The current global wave occurs after holiday gatherings, as expected, and comes as new, highly mutated COVID variant “Pirola” JN.1 dominates worldwide, the organization’s director general, Tedros Adhanom Ghebreyesus, said at a Wednesday news conference in Geneva.

Reported hospitalizations increased by 42%, Ghebreyesus said, and ICU admissions by 62%, when compared to November.

The numbers are certainly underestimated, he added, because many countries are no longer reporting COVID cases, hospitalizations, and deaths to the international health organization, and because testing continues to sit at all-time lows.

The data comes from only a quarter of the world’s countries—less than 50 of the world’s 193 nations are reporting—mostly those in Europe and America.

“Although 10,000 deaths a month is far less than the peak of the pandemic, this level of preventable death is not acceptable,” he said. 

‘Pirola’ JN.1 spawn begin their ascent

The global trends mirror those in the U.S., where COVID deaths were up 12.5% week-over-week and hospitalizations were up more than 20% as of Dec. 30, according to the U.S. Centers for Disease Control and Prevention.

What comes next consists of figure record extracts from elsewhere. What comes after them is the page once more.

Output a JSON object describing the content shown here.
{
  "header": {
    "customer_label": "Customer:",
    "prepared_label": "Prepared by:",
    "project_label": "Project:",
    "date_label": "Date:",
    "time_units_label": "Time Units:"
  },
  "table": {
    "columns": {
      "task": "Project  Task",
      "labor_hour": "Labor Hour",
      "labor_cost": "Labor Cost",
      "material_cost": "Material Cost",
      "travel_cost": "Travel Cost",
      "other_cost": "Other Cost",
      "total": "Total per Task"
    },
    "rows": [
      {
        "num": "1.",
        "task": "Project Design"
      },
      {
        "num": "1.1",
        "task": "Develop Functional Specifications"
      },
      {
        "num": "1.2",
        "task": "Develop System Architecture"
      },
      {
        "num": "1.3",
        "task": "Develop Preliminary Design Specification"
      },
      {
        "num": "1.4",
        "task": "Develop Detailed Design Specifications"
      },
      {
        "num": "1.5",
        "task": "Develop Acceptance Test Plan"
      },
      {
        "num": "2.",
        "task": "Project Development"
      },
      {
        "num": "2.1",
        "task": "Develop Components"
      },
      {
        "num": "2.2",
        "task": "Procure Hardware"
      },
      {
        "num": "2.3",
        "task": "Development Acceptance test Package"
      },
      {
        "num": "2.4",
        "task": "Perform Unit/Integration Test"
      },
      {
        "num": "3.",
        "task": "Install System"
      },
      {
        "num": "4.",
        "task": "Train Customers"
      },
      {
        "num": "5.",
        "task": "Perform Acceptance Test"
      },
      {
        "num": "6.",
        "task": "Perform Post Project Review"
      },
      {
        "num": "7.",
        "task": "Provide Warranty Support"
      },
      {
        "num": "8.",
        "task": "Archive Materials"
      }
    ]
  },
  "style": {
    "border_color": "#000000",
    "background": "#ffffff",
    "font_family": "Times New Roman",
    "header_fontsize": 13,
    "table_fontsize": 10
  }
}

In the U.S., too, JN.1 dominates, comprising an estimated 62% of cases in the U.S. as of Jan. 6, according to CDC projections.

And its spawn are already climbing the charts, according to Raj Rajnarayanan—assistant dean of research and associate professor at the New York Institute of Technology campus in Jonesboro, Ark., and a top COVID variant tracker.

JN.1.4—a “child” variant, so to speak, of JN.1—was the No. 3 most commonly reported variant in the U.S. on Thursday, comprising 11.5% of sequences, according to Rajnarayanan, using data from GISAID, an international research organization that tracks changes in COVID and the flu virus.

It’s responsible for 11% of sequences globally, he added.

Other Pirola spawn topping U.S. variants included JN.1.1, which comprised 6% of sequences, and JN.1.2, which comprised a little over 1% of sequences.

“Pirola” JN.1 may be the beginning of a new chapter in the pandemic, some experts say, with all dominant variants for the foreseeable future evolving from it and picking up additional mutations that could either help or harm the virus. 

Already, JN.1.4 contains a mutation, Spike R346T, that could make it even more immune evasive—one contained in some previous mutations like BA.2.75.2, BA.4.6, BQ.1.1, and XBB.1.